Birkey’s Headquartered in Rantoul, Ill.

Founded: 1954. Four partners with one store in Fisher, Ill., and an International Harvester franchise, join to form Birkey’s Farm Store.

Current Partners: Ron Birkey, Mike Hedge, Jeff Hedge, 
Mark Foster, Mike Carley, Phil Fayhee

Locations: 11. Sites include Urbana, Bloomington, Gibson City, Oakland, Hoopeston, Macomb, Galesburg, Annawan, Prophetstown and Polo, Ill., and Williamsport, Ind. Birkey’s also operates 4 Case construction contracts and 1 as 
a Case Construction parts and service center.

Lines Carried: Case IH, New Holland, Kinze, Brent, Unverferth, Woods, Bush Hog, J&M, Killbros, Westfield, Brandt, Kubota, ExMark, Cub Cadet, Grasshopper, H&S

2010 Annual Sales: $245 million (estimated).

Employees: 362.

A day-in-the-life exploration of Birkey’s Farm Stores detailing the inner workings of one of America's best-managed farm equipment dealership groups.

It’s impossible to drive through central Illinois without a full realization of the role agriculture plays in the area’s economy and lifestyle.

Tilled fields stretch out as far as the eye can see, the horizon broken by barns, silos and power-generating windmills. Grain elevators are still the tallest structures in many of the small towns that dot the landscape. Tractors and combines are seen at work in the fields long after the sun has gone down. The roots of agriculture obviously run deep in the area. As do those of Birkey’s Farm Stores.

The company has 11 farm equipment locations spread out across the area — 10 in Illinois and one across the Indiana state line. It’s a company that’s been growing in a highly competitive market, steadily adding market share and expanding its footprint by bringing additional farm equipment dealerships under the Birkey’s umbrella.

Birkey’s isn’t the biggest player in the business, but it’s a force to be reckoned with in America’s most fertile and productive farmland. Is there a “secret” behind Birkey’s success? Farm Equipment wanted to find out.

After more than a year of planning, Farm Equipment pulled the trigger on a full issue dedicated to profiling every cog in this successful farm equipment dealership “machine.” Emptying out our editorial offices in early November, 9 reporters — with recorders, flip-cams and photo equipment in tow — hit the road to bring you an in-depth report we hadn’t seen attempted before. Meeting first at the company’s new flagship dealership in Bloomington, Ill., we spread out across the locations and administrative office in Rantoul, Ill., visiting stores, shadowing team members as they work and interact with one another and — most importantly — delving deep into interviews with personnel in a wide array of job functions to unearth what really makes this dynamic dealership tick.
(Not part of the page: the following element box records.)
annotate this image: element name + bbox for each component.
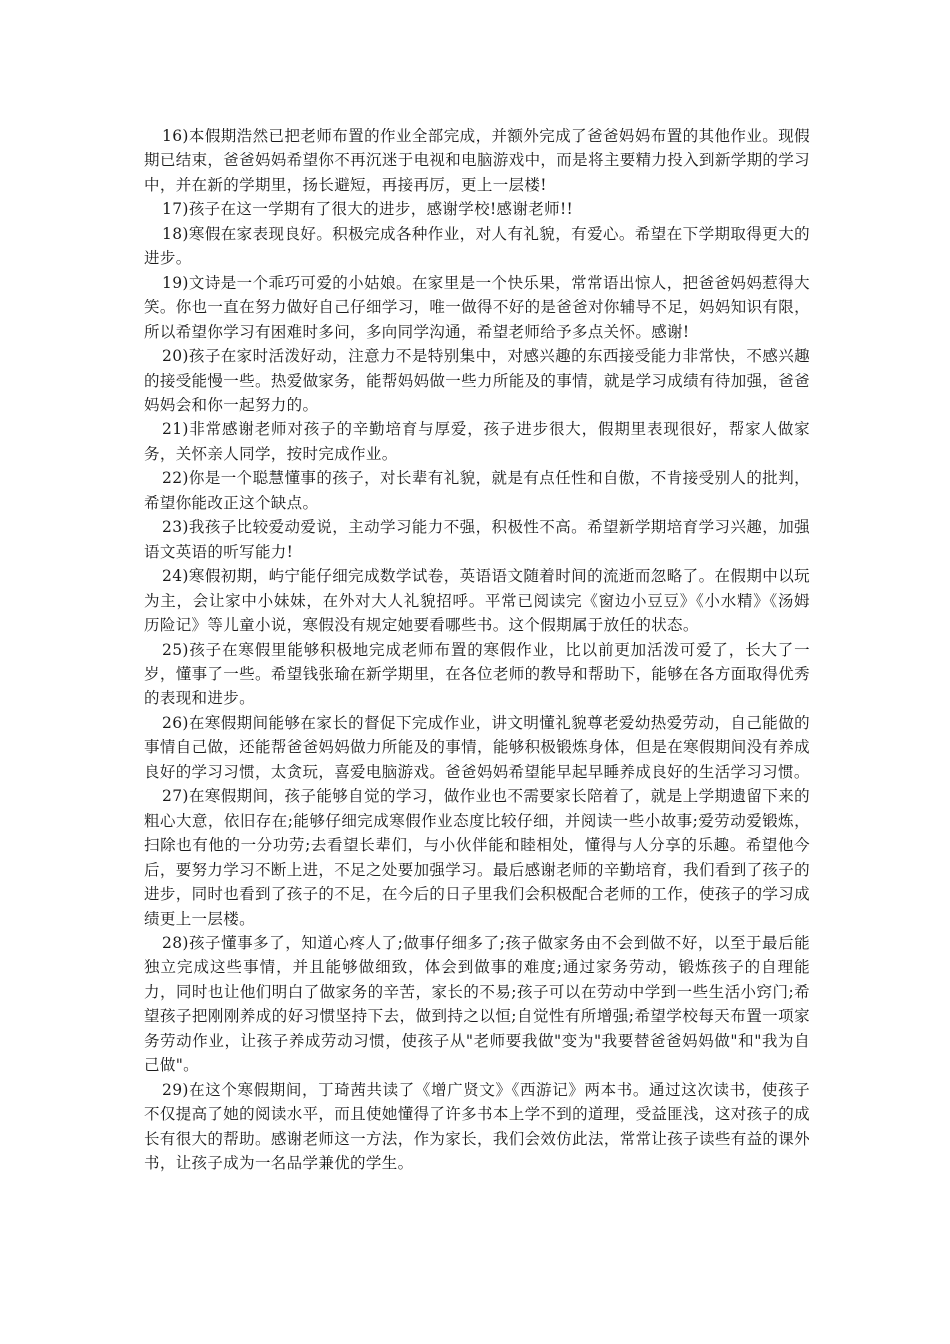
paragraph-23: 23)我孩子比较爱动爱说，主动学习能力不强，积极性不高。希望新学期培育学习兴趣，加强语文英语的听写能力! bbox=[144, 518, 810, 561]
document-body bbox=[144, 124, 810, 1175]
paragraph-19: 19)文诗是一个乖巧可爱的小姑娘。在家里是一个快乐果，常常语出惊人，把爸爸妈妈惹得大笑。你也一直在努力做好自己仔细学习，唯一做得不好的是爸爸对你辅导不足，妈妈知识有限，所以希望你学习有困难时多问，多向同学沟通，希望老师给予多点关怀。感谢! bbox=[144, 273, 810, 341]
paragraph-16: 16)本假期浩然已把老师布置的作业全部完成，并额外完成了爸爸妈妈布置的其他作业。现假期已结束，爸爸妈妈希望你不再沉迷于电视和电脑游戏中，而是将主要精力投入到新学期的学习中，并在新的学期里，扬长避短，再接再厉，更上一层楼! bbox=[144, 127, 810, 194]
paragraph-29: 29)在这个寒假期间，丁琦茜共读了《增广贤文》《西游记》两本书。通过这次读书，使孩子不仅提高了她的阅读水平，而且使她懂得了许多书本上学不到的道理，受益匪浅，这对孩子的成长有很大的帮助。感谢老师这一方法，作为家长，我们会效仿此法，常常让孩子读些有益的课外书，让孩子成为一名品学兼优的学生。 bbox=[144, 1080, 810, 1173]
paragraph-25: 25)孩子在寒假里能够积极地完成老师布置的寒假作业，比以前更加活泼可爱了，长大了一岁，懂事了一些。希望钱张瑜在新学期里，在各位老师的教导和帮助下，能够在各方面取得优秀的表现和进步。 bbox=[144, 640, 810, 708]
paragraph-24: 24)寒假初期，屿宁能仔细完成数学试卷，英语语文随着时间的流逝而忽略了。在假期中以玩为主，会让家中小妹妹，在外对大人礼貌招呼。平常已阅读完《窗边小豆豆》《小水精》《汤姆历险记》等儿童小说，寒假没有规定她要看哪些书。这个假期属于放任的状态。 bbox=[144, 567, 810, 635]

We found a culture of openness — amazingly open, in fact. Birkey’s management shared not only the philosophy behind how they do business, but also their bottom-line numbers, even allowing two Farm Equipment reporters to sit in on lively budget deliberations. The constant sharing of vital information is routinely extended to more than 120 employees in the leadership group, and to suppliers and lenders. They are “master communicators.”

We found a real spirit of teamwork among the wholegoods, parts and service departments, as well as an understanding of how the performance of each is intertwined with the others.

Sales personnel clearly understand that the service department plays the major role in building brand loyalty and repeat customers. Parts employees know they’re responsible for making sure service technicians have the parts to keep them running and that they make the first impression with many customers. Service technicians understand that their vital but demanding work will often require them to crawl under the combine during a harvest moon. All functions work together with one goal — making sure their farm customer succeeds.

We found a company where people seem to enjoy being at work, where they go the extra mile to help customers, where good ideas are shared and where employees are encouraged to take ownership of their jobs. As one manager noted, “We have a high level of trust in one another.”

These observations are not unique; in fact they’re preached daily from the lips of too-many-to-count business gurus. But Birkey’s bottom line performance proves those concepts are deeply rooted in the culture, rather than fuzzy concepts followed only when convenient.

We’ll stop here to let the people of Birkey’s Farm Stores explain all of this in their own words. That’s the purpose for this special edition of Farm Equipment. And we hope you enjoy reading it as much as we did in putting it together. We’re confident you’ll find some ideas here to apply in your operation as well.